Não é de hoje que uma mulher, ao engravidar, passa a ser “bombardeada” com palpites e crendices vindos dos mais diversos grupos de pessoas (família, amigos, conhecidos e estranhos). Entretanto, é certo que o mundo globalizado foi capaz, ainda mais, de favorecer essa problemática, já que existem incontáveis sites de busca ou fontes falsas de informação ao alcance de toda e qualquer gestante.
Uma das questões imersa nesse mar de dúvidas é a prática de atividades físicas durante a gravidez. Para muitos ainda, presos em um passado distante, gravidez é sinônimo de repouso, quase doença. Contudo, desde o final do século passado, a ciência vem se preocupando em desmistificar esse tabu.

Toda e qualquer gestação é um estado de hipercoagulação, ou seja, na gravidez estamos mais propensas a desenvolver coágulos de sangue. Esse aumento fisiológico da coagulação existe com a finalidade de proteger a gestante durante o parto, entretanto essa característica positiva pode trazer consequências negativas. Segundo a literatura científica recente, gestantes possuem quatro vezes mais chance de apresentar um quadro de trombose, em especial o tromboembolismo venoso (trombose venosa profunda – TVP – e a embolia pulmonar – EP). No pós-parto imediato, esse risco sobe em até vinte vezes, sendo enorme (até cem vezes mais) na primeira semana após o nascimento do bebê. Face a tantos riscos inerentes à gestação, fica lógico afirmar que é mais do que saudável que a mulher grávida leve uma vida ativa. O movimento, por si só, já funciona como um “desentupidor” natural nos nossos vasos, favorecendo o retorno venoso e diminuindo a estase sanguínea.

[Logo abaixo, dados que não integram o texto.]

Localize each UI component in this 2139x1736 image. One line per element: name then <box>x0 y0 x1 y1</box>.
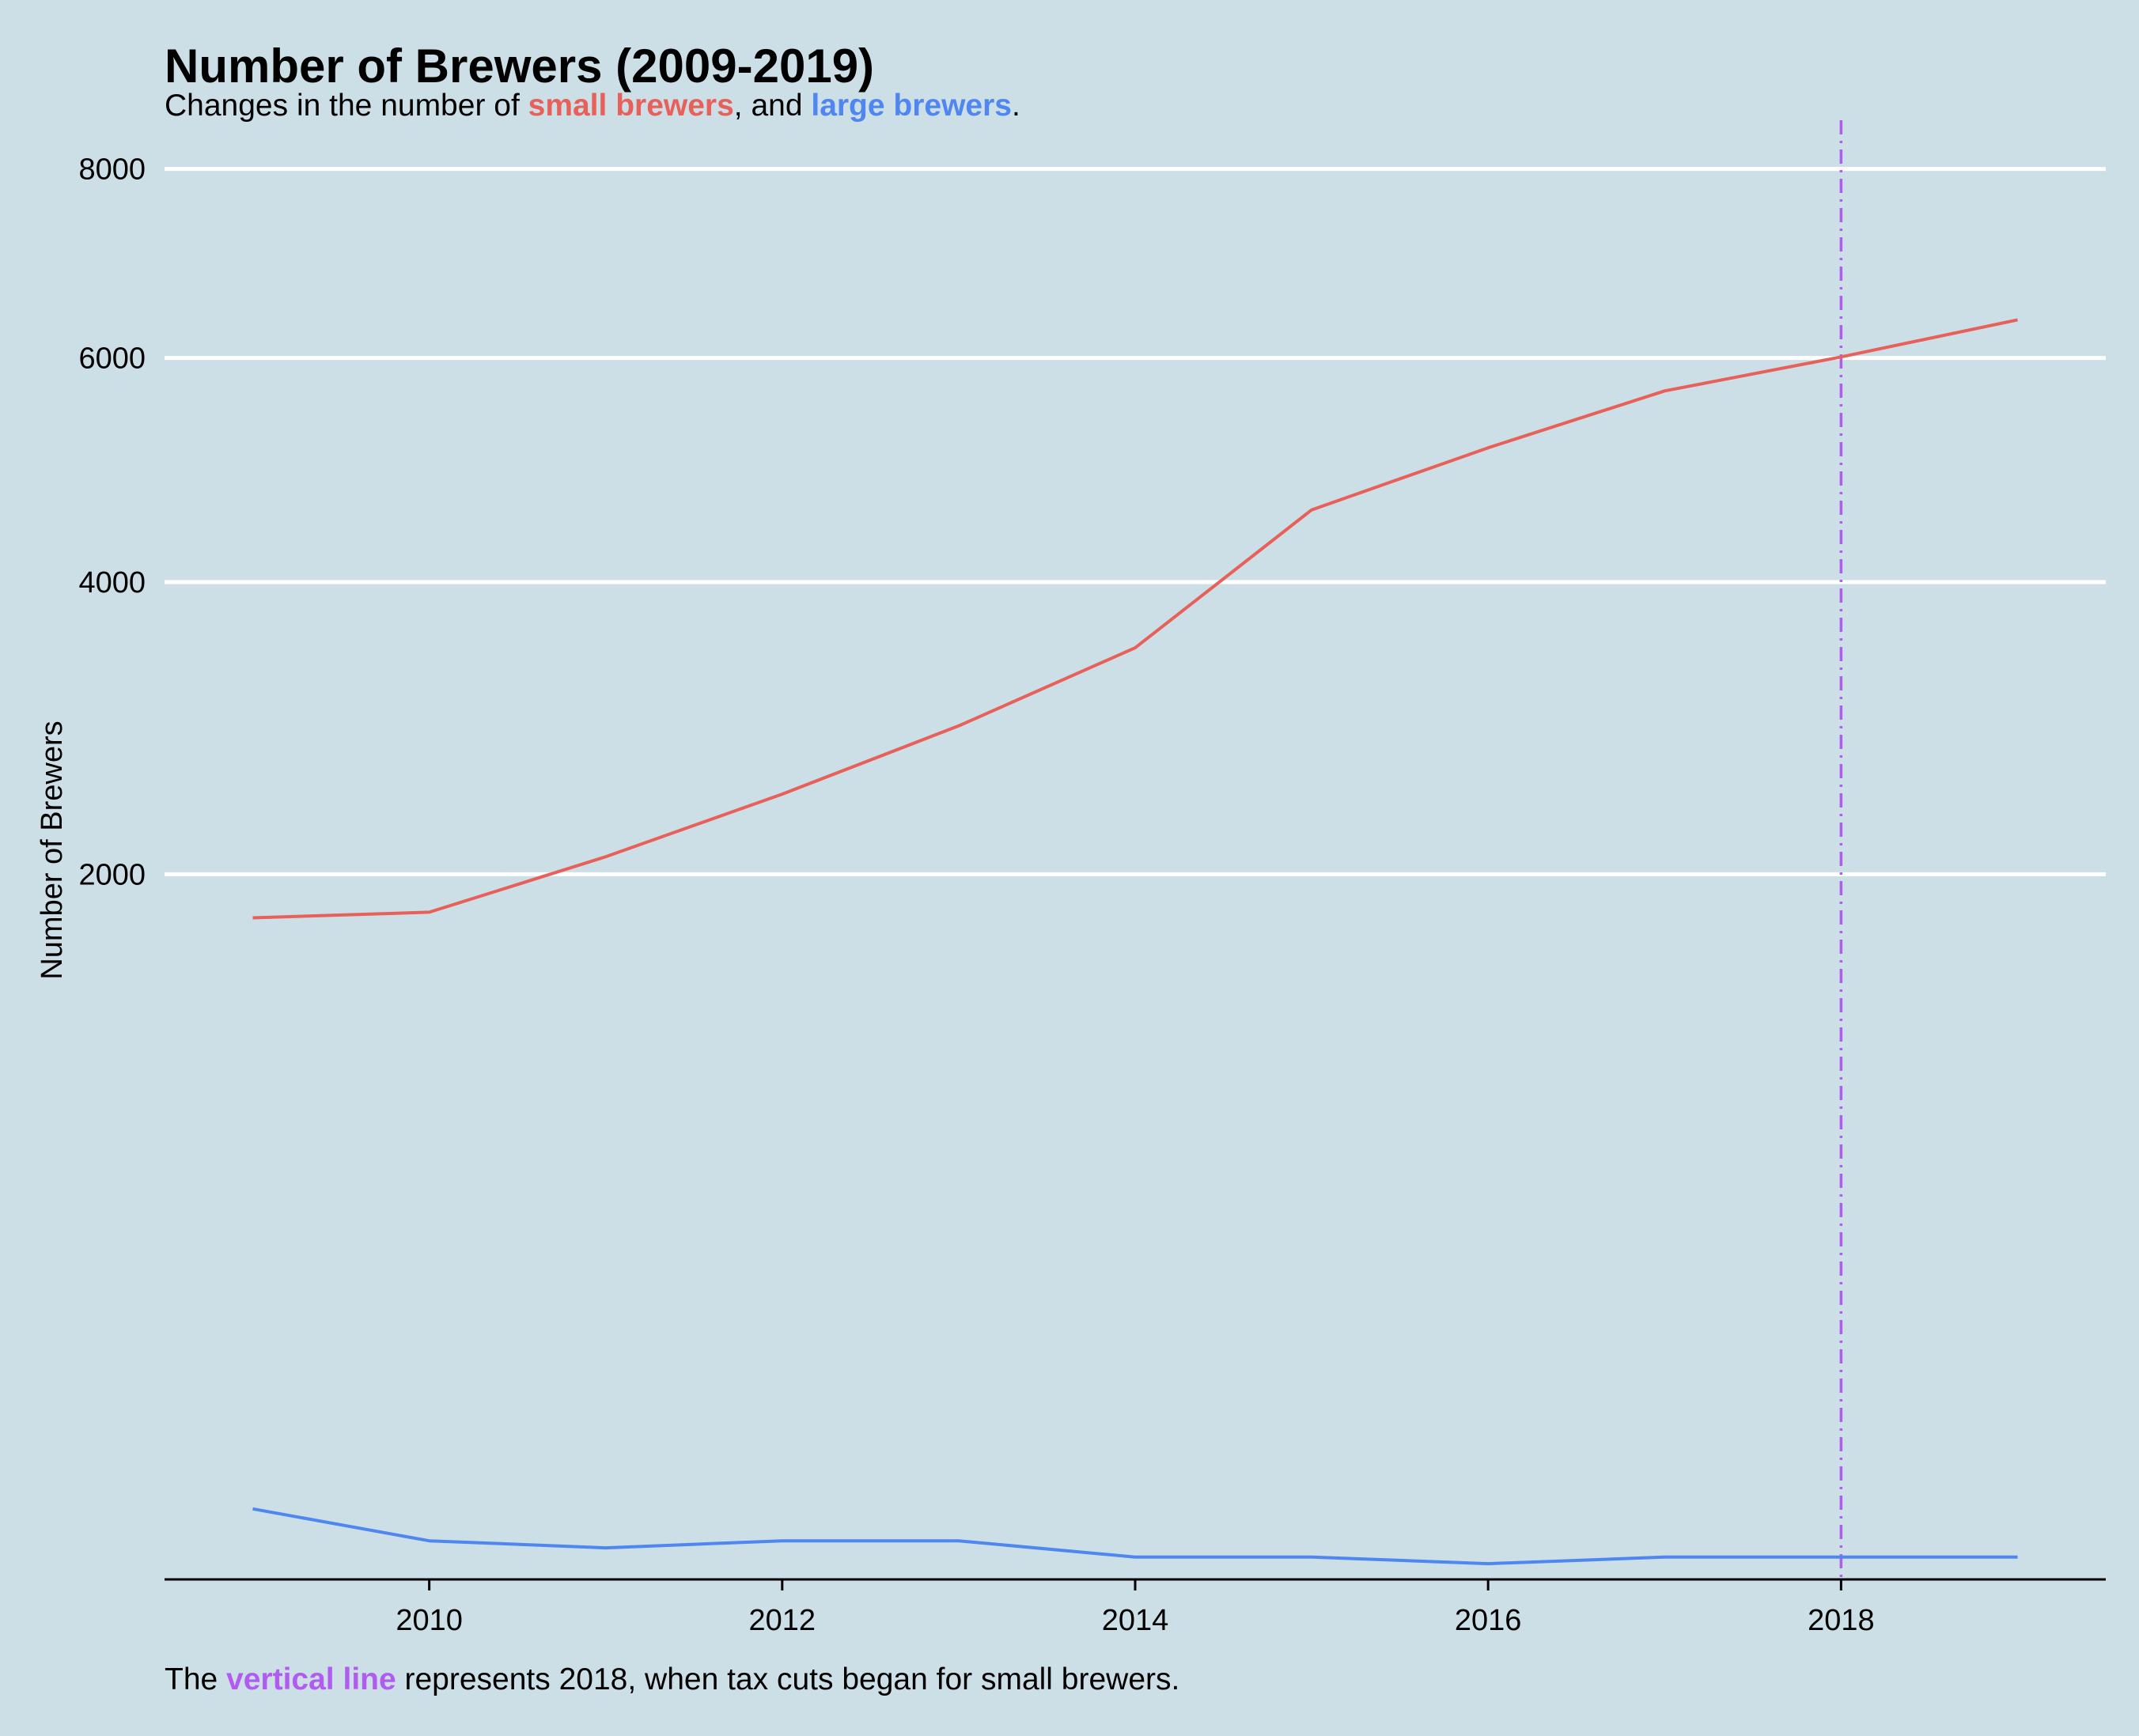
y-tick-label-8000: 8000 <box>78 153 146 187</box>
series-lines <box>252 318 2018 1566</box>
subtitle-large-brewers: large brewers <box>811 89 1012 123</box>
series-line-large-brewers <box>252 1507 2018 1566</box>
x-tick-label-2010: 2010 <box>396 1604 463 1637</box>
chart-caption: The vertical line represents 2018, when … <box>165 1662 1179 1696</box>
y-tick-label-2000: 2000 <box>78 858 146 891</box>
x-tick-label-2014: 2014 <box>1102 1604 1169 1637</box>
x-tick-label-2012: 2012 <box>749 1604 816 1637</box>
series-line-small-brewers <box>252 318 2018 920</box>
x-tick-label-2016: 2016 <box>1455 1604 1522 1637</box>
y-tick-label-4000: 4000 <box>78 566 146 599</box>
subtitle-prefix: Changes in the number of <box>165 89 528 123</box>
chart-subtitle: Changes in the number of small brewers, … <box>165 89 1020 123</box>
x-axis: 2010 2012 2014 2016 2018 <box>165 1578 2106 1637</box>
y-axis-title: Number of Brewers <box>36 720 69 979</box>
gridlines <box>165 167 2106 876</box>
caption-suffix: represents 2018, when tax cuts began for… <box>396 1662 1180 1696</box>
subtitle-middle: , and <box>734 89 812 123</box>
y-axis-ticks: 2000 4000 6000 8000 <box>78 153 146 892</box>
x-tick-label-2018: 2018 <box>1808 1604 1875 1637</box>
y-tick-label-6000: 6000 <box>78 342 146 376</box>
caption-prefix: The <box>165 1662 226 1696</box>
subtitle-small-brewers: small brewers <box>528 89 734 123</box>
subtitle-suffix: . <box>1012 89 1020 123</box>
caption-vertical-line: vertical line <box>226 1662 396 1696</box>
chart-title: Number of Brewers (2009-2019) <box>165 40 874 93</box>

Claro que para toda regra existem exceções. Gestantes de alto risco, em especial aquelas com problemas no colo uterino, placentação, alterações de pressão arterial e outras, poderão receber a recomendação de repouso na gestação em curso. O obstetra é o profissional responsável por autorizar ou não a prática da atividade física e a manutenção ou não das nossas atividades profissionais e de vida diária. Mas nosso foco aqui é abordar o fisiológico. O mais recomendado dentro de um quadro de normalidade ou do esperado para uma gestação saudável.

Levar uma vida normal enquanto grávida é saudável para mente e corpo, mas alguns cuidados podem e devem ser tomados diante de tantas mudanças corporais. É importante respeitar as limitações e alterações impostas pela gravidez, ou seja, atividades físicas vigorosas não costumam ser recomendadas, em especial no primeiro e terceiro trimestres. Ainda que algumas gestantes sigam mantendo uma rotina de spinning ou corrida, vale ressaltar novamente que é exceção à regra.

Dentro das opções mais seguras durante a gravidez encontramos o pilates, a hidroginástica e a caminhada. Todos com uma proposta de baixo impacto, trabalho global (fortalecimento e alongamento) e preparação para o parto. O acompanhamento de perto por um profissional especializado é essencial para garantir a segurança da mãe e bebê.
Se você está gestante, procure filtrar ou abstrair palpites e comentários de terceiros e busque dar atenção ou elucidar suas questões com o obstetra que te acompanha. Este sim precisa estar ciente de toda a rotina que você adota além dos sinais e sintomas que o seu corpo apresenta. Jamais subestime ou menospreze o que o seu corpo “fala”.